I don't understand what is so confusing about this. iTunes In The Cloud will scan for music, find it and what it doesn't find, it uploads. All of this is available to DOWNLOAD and USE on any device that you can sync with. The entire point is to REMOVE the files from your home computer and store them in the cloud, just like apps, files, and OS. "PC FREE" - remember? You no longer need a PC for any part of iOS device usage. ALL of your music will be in the cloud, available to sync to your device for usage ANYWHERE, not just when you are available on wifi to listen remotely.

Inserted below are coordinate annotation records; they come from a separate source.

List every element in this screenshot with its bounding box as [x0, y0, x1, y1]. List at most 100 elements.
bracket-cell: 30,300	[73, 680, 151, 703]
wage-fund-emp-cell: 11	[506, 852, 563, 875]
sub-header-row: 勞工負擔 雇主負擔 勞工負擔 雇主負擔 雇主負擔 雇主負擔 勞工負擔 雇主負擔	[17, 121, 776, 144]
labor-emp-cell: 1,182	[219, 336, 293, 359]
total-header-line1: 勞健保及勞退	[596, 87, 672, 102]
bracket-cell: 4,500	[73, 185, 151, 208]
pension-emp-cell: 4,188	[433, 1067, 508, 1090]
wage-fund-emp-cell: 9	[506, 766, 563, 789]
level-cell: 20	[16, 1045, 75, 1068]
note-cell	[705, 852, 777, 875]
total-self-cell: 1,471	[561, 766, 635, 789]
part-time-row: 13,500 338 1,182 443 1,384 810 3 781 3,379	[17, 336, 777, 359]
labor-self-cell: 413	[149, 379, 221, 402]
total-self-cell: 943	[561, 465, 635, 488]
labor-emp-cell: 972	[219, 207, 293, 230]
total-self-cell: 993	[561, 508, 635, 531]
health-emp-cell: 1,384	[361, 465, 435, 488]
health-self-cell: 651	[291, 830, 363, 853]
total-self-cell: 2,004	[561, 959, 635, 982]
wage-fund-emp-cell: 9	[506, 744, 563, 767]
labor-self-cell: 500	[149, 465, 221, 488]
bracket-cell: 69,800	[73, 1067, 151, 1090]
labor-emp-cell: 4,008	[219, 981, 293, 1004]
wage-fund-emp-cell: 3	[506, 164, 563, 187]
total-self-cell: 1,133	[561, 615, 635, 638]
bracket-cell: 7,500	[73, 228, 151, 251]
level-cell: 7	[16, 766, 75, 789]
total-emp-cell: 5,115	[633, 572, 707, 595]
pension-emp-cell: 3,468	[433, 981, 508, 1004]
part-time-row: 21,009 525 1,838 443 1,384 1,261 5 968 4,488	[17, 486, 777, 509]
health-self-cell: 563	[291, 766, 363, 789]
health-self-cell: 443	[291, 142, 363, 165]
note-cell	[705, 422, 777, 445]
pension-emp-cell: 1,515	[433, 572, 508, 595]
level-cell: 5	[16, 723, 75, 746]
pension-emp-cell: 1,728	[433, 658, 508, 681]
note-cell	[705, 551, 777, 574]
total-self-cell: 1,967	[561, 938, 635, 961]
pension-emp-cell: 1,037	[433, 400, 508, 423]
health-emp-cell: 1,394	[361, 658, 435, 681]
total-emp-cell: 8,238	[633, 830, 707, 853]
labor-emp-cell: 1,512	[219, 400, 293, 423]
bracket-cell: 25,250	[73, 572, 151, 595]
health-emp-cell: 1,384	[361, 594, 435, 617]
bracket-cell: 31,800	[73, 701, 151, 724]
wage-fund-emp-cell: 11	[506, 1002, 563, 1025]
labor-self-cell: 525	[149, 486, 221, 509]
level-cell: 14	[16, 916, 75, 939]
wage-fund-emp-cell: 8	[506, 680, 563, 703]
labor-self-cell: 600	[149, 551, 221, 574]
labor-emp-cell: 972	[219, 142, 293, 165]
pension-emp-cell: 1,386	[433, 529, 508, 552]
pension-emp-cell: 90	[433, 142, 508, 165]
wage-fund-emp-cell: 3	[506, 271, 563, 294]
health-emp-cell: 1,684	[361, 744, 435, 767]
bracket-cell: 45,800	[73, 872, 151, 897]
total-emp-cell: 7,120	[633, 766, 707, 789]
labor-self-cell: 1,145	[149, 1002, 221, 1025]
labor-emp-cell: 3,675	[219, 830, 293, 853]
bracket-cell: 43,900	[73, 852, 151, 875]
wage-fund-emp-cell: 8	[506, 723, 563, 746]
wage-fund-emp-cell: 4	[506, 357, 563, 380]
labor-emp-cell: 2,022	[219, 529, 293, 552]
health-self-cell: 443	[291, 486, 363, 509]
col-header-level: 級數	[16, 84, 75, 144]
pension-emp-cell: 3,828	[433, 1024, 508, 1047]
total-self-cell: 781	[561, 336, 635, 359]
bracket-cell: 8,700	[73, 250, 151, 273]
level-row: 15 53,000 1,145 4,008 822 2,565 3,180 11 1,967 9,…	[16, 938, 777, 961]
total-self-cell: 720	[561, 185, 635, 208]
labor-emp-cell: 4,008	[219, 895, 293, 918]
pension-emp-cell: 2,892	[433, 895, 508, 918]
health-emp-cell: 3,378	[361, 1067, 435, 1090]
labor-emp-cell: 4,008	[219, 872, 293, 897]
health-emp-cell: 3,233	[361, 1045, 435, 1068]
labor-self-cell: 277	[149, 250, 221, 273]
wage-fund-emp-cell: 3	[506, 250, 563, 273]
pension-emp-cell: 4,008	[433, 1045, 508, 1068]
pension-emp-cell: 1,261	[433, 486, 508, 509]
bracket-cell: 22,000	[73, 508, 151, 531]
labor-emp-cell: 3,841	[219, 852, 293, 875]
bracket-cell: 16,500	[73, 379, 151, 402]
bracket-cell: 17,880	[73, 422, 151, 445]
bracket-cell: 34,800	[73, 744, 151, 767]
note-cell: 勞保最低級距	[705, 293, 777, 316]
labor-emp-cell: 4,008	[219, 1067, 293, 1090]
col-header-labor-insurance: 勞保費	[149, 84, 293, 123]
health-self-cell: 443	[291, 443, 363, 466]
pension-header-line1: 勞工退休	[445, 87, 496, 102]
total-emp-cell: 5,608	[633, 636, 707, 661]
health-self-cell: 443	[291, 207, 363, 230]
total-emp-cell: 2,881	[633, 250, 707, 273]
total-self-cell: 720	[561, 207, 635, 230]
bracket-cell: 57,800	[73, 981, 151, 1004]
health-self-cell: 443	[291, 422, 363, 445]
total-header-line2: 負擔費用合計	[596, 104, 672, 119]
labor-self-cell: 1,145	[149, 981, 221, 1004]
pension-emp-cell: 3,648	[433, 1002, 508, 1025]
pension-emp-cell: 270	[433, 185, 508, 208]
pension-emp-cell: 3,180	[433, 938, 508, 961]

Scenario: You're driving along and you think, "Damn, I'd like to listen to some Monkees, but it's not on my iPod Touch. Wish I'd thought of that before I left home. Hey, there's a McDonald's, I'll stop in for some coffee and use their wifi to download that from my iCloud." Log in, grab it, and it downloads while you chug some coffee and shove some pancakes in your face, and you're back on the road with "Daydream Believer" blasting on your car speakers.
Make sense?
This is amazing. When this becomes available, i'm going to get a good hard drive, back up what I have in iTunes to it, and then sync it all to iCloud. I'm not worrying about dying hard drives again.
So, to clarify, and forgive me for asking again.
You are saying that iTunes scans your local ripped CD's and makes iTunes versions for you on the cloud.
Then I stop at this WiFi enabled McDonalds, and I then download these new ITunes tracks from the cloud to be stored locally on my iPhone/iPad so I can then enjoy them when I'm no longer in WiFi range?
You see, the confusion is, some people are saying this won't happen.
All you will get is a "pointer" if you like to call it. Meaning whilst online, you will be able to stream these new tracks from Apple's severs.